Un’altra semplificazione: il viaggio è la cura per ogni cosa, il ritorno alla terra d’origine è lo strumento per ritrovare la propria identità, per ritrovare l’accordatura. Troppo facile.

Le cose, nella vita, sono più complicate. Non solo noi cambiamo e ci scordiamo del passato, anche il passato si scorda di se stesso. In che senso?
Nel senso che i luoghi e le persone cambiano, i vecchi della nostra infanzia sono morti, i nostri coetanei, amici e famigliari, hanno avuto la loro vita e si ricordano di noi, certamente, ma sanno che noi siamo diversi da come eravamo, e loro sono diversi da come erano.
Le case, le vie, le gelaterie (per citare l’ultimo film di Pupi Avati, anch’esso basato sui ricordi) sono diventate altro, le immagini presenti nella nostra memoria si ritrovano solo guardando una fotografia. Non esistono più perché non c’è più quell’io che le guardava.
Tra passato e presente non ci riconosciamo più reciprocamente: altre vite, altri luoghi, altre storie.
Tutto scorre. Pensare di poter vedere la stessa acqua del fiume nel punto esatto dove l’abbiamo vista la prima volta è un’illusione.

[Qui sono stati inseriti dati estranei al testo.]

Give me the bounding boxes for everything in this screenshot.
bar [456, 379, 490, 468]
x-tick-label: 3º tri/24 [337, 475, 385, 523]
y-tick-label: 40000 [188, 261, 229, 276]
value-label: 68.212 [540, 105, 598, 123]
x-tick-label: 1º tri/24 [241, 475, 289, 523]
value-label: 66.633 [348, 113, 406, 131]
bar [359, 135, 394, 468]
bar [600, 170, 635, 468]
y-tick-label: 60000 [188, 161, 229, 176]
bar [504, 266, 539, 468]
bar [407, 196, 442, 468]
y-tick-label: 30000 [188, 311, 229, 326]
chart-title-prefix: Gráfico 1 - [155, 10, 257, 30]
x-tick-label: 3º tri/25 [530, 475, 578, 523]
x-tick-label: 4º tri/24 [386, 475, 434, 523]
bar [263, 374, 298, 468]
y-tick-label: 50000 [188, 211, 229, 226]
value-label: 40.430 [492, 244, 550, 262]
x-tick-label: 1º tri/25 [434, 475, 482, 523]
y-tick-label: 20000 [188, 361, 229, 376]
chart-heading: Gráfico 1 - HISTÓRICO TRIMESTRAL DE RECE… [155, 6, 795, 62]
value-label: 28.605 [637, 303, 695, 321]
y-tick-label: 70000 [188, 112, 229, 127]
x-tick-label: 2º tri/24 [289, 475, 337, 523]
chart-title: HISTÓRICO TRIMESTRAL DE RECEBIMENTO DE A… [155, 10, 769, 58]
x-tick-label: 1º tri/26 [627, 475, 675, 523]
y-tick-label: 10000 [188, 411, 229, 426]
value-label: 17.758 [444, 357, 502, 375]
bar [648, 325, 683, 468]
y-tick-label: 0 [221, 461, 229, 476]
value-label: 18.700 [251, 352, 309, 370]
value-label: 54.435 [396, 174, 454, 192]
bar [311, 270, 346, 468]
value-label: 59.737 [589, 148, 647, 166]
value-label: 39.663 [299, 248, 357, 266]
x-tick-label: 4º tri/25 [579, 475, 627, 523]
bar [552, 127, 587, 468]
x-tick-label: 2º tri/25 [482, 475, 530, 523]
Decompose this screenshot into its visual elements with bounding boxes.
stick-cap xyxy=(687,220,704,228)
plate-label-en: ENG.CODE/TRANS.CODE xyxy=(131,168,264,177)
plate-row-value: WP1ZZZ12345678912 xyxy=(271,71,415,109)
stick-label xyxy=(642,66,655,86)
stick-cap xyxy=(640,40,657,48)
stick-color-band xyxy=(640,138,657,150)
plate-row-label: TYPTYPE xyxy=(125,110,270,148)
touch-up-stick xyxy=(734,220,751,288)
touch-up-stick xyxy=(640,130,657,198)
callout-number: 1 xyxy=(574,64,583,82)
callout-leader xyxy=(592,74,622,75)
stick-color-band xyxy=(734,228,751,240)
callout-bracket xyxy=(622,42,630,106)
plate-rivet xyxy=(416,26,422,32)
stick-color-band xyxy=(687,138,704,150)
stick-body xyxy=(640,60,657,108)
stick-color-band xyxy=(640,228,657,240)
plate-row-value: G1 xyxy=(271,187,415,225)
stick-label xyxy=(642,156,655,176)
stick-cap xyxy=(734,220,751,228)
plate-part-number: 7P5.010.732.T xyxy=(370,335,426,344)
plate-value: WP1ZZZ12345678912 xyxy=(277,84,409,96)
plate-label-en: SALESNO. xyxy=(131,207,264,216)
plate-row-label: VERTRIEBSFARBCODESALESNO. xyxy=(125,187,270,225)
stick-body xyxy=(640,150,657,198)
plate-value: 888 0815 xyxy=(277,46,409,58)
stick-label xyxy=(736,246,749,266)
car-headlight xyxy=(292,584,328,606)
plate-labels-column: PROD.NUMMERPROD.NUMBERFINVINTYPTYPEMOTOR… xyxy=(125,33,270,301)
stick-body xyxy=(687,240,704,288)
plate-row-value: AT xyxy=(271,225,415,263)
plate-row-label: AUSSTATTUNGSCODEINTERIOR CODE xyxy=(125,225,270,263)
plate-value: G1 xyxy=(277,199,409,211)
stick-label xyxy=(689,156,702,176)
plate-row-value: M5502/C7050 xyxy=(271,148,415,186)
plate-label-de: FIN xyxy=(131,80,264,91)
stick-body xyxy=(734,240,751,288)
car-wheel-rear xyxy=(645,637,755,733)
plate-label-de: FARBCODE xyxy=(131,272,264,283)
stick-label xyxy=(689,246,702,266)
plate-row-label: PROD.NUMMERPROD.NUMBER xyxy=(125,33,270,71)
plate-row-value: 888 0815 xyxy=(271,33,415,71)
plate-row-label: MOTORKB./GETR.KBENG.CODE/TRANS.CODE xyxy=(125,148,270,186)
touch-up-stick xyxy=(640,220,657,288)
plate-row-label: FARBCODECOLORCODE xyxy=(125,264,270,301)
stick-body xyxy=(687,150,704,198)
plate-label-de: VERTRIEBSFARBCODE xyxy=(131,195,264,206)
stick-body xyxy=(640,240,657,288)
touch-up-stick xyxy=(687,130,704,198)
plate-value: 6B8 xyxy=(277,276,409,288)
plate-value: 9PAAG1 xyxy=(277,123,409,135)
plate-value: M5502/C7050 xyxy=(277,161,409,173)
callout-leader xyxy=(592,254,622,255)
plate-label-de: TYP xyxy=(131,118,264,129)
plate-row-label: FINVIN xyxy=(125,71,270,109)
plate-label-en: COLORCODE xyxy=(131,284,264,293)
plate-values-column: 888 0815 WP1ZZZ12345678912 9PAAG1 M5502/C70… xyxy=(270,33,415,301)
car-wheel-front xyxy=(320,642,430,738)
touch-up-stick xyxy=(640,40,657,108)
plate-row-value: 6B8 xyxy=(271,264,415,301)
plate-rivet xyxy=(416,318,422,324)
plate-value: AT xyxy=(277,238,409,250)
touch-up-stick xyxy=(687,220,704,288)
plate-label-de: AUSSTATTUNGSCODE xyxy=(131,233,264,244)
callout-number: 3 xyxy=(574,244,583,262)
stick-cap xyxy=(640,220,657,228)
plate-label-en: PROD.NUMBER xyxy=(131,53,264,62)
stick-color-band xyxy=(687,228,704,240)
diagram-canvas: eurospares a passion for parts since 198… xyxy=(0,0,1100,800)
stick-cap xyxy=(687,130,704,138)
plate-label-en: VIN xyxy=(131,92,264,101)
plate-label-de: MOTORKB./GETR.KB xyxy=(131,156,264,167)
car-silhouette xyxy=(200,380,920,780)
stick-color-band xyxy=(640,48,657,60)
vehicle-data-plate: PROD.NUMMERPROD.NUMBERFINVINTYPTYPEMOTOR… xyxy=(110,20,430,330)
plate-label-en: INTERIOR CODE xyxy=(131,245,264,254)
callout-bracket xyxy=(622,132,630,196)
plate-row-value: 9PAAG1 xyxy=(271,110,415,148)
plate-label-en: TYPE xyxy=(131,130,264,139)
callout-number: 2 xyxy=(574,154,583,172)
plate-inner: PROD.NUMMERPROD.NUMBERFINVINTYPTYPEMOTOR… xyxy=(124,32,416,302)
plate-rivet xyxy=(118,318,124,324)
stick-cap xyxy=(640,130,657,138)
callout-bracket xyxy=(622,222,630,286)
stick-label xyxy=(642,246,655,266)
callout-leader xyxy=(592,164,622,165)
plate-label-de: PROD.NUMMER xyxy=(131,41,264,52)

In effetti anche nel film le cose sono cambiate: l’albergo “Àncora” è diventato albergo “Ànfora”, il vecchio professore, incontrato per caso, racconta una storia – diciamo la verità – troppo complicata.
Non riuscivano a chiudere la trama; si doveva dare un po’ di spessore al professore (finora sembrava solo uno stronzo) e alla madre (sembrava solo una bella donna superficiale); ecco la soluzione: la dedica sul libro in realtà era indirizzata alla madre, non alla sorella (così interrompiamo la spedizione punitiva di Orlando e del suo doppio); Orlando non ha mai saputo che la madre, rimasta sola dopo la morte dell’albergatore, aveva ripreso gli studi, si era laureata, aveva iniziato una relazione col professore … … ….
Alla fine tutto si risolve con una visita in carcere. Questa soluzione, nella vita, è possibile solo se è l’inizio di un percorso.
Braccio ingessato come in un momento bello della giovinezza, Orlando va a trovare la sorella. La trova terribilmente invecchiata. Lui è pronto, finalmente, a “perdonare e essere perdonato”.
Dalla visita Orlando esce riaccordato e sorridente.

Io credo che l’incontro dopo tanti anni con una sorella che ha sbagliato – ma è una persona a cui si è voluto, a cui si vuole bene – non basti per risolvere le contratture fisiche e psichiche che la rigidità, il rancore conservato per troppo tempo, fino a diventare vecchi, ha causato.
In tutti questi anni la donna avrà avuto bisogno di aiuto per affrontare la vita nel carcere e non l’ha trovato nell’unico fratello.
Un singolo gesto tardivo difficilmente riesce a riallacciare un rapporto affettivo. Possiamo supporre che, dopo la prima visita, Orlando torni nel carcere ogni tanto, porti conforto alla sorella, insieme alle cose di cui ha bisogno. Supponiamo che, quando uscirà dal carcere, l’aiuti a ricominciare. In questo modo chiuderà veramente col passato triste e ritroverà le note necessarie per vivere nel presente.